Larry tiene un trabajo fijo, y tenemos una granja de 450 acres de  la que ocuparnos, con 15 edificios que mantener, así que pocas veces podía retenerlo. Tengo una pequeña estufa para calentar mi estudio, muy rudimentaria. Entrábamos, echábamos leña al fuego, después decidíamos si trabajar acostados, sentados o de pie. Si había estado sentado todo el día, estaba de pie. Si había estado trabajando en los campos, se tumbaba. Sencillo.
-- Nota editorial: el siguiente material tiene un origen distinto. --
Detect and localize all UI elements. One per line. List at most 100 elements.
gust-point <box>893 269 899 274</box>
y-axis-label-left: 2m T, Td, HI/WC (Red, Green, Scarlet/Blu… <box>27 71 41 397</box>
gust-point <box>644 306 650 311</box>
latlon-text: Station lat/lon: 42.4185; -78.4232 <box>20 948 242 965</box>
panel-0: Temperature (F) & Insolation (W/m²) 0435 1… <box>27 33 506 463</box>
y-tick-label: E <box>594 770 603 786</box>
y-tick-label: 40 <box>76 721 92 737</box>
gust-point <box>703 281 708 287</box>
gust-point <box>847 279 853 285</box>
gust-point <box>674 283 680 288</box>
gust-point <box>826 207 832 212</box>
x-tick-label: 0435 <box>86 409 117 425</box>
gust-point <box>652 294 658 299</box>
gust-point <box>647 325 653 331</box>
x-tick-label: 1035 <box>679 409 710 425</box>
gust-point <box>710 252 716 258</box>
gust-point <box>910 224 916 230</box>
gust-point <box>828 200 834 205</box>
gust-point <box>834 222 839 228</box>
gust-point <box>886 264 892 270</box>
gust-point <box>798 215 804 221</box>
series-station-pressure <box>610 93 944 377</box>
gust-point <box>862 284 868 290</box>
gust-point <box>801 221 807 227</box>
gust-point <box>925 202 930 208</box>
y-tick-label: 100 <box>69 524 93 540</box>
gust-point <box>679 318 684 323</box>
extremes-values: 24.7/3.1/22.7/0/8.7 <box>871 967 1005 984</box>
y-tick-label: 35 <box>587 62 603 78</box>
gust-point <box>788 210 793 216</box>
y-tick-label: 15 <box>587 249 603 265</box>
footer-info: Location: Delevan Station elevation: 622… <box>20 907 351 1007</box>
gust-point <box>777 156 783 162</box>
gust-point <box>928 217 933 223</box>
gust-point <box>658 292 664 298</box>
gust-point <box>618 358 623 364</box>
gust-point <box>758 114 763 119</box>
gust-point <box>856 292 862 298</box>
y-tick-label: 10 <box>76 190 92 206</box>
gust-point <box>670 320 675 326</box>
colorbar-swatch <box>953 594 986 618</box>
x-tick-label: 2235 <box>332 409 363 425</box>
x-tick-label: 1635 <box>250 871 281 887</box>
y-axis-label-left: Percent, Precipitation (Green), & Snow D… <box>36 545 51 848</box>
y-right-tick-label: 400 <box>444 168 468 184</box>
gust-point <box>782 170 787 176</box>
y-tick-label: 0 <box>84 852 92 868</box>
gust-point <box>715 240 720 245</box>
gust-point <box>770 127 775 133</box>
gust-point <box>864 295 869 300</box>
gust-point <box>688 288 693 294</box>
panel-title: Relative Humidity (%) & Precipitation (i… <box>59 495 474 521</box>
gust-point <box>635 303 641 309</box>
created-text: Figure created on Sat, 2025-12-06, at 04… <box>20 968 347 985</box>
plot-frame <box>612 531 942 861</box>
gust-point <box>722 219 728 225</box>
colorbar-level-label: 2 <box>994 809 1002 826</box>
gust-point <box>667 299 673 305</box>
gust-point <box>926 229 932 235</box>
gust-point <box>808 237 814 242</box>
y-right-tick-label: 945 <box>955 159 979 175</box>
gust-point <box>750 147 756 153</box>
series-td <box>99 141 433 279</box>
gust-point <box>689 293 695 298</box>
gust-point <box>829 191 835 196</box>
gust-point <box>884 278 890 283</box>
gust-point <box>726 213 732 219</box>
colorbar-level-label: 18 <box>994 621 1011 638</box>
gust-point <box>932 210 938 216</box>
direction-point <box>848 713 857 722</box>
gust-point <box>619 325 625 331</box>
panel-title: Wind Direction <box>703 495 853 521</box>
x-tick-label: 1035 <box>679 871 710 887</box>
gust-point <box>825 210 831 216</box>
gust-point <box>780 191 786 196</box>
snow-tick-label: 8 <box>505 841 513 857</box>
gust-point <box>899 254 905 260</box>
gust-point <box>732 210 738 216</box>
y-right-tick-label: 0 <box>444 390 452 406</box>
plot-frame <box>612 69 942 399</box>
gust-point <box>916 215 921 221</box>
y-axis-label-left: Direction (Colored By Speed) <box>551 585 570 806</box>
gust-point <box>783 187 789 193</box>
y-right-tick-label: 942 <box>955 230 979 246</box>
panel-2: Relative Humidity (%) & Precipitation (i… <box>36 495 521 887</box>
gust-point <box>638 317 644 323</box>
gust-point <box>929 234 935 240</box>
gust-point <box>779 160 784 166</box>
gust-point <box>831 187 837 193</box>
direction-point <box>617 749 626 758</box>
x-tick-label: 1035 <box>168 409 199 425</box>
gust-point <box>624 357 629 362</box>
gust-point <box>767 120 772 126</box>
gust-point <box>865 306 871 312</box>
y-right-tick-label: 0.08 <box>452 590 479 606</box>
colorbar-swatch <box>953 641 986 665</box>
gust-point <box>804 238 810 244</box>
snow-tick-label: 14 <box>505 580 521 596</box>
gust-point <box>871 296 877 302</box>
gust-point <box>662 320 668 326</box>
Larry estuvo entusiasmado con el trabajo desde el principio. Hemos estado casados casi 40 años, y tiene distrofia muscular. Estaba bastante pronunciada ya, pero las imágenes no lo muestran demasiado; no es algo que yo quisiera enfatizar. Es un hombre grande, fuerte, pero su bícep ahora tenía el tamaño de su antebrazo, o menor. Había avanzado tanto que no quise mostrarlo, en consideración hacia él. Es extraño: nunca le dije “Va a ser obvio que estás perdiendo masa muscular.” Pero él me conoce; sabe que yo no me acobardo, y sabía cuál era el trato cuando se comprometió con las fotografías.

Me serví de un proceso decimonónico de “placa húmeda” llamado colodión. Es muy sensible y delicado. Si te entra una pequeña partícula de polvo allí, o una ligera brisa en el cuarto oscuro, te quedan rayas o marcas. Aunque me esfuerzo, no soy muy buena revelando: la manera en que salen las imágenes, todas las imperfecciones, es completamente accidental. No obstante, rezo para conseguir esos efectos fortuitos. Con la foto “Hephaestus”, no tengo ni idea de qué causó el agrietamiento; casi la tiro, pero había algo en ella. Le puse el nombre en honor al Dios griego -una elección fácil, ya que Larry fue herrero también, y además está lisiado. Se ve muy divino, pero metálico y reluciente.

Nadie ha hecho algo así antes -y creo que solamente una mujer podía haberlo hecho. Las fotografías de mujeres tomadas por hombres tienden a poseer un elemento sexual; en éstas, hay ternura. A los hombres les gusta aparecer fuertes y poderosos, especialmente si van sin ropa; y la mayoría de fotografías homoeróticas muestran a los hombres como objetos sexuales, pareciendo muy potentes. No pienso que Larry parezca impotente, pero definitivamente se ve vulnerable.

No es exagerado comparar estas fotografías con las más conocidas de mis hijos. Adoro a los sujetos. Pero éstas eran mucho menos deliberadas. Trabajé casi a tientas, mientras que fotografiar a los niños pequeños fue como “arrear gatos”. Con los niños tenía el tiempo limitado; con Larry, las imágenes eran com una caricia dilatada.

La fotografía es Was ever love (2009) de Sally Mann, cortesía de la Gagosian Gallery y publicada en The Guardian.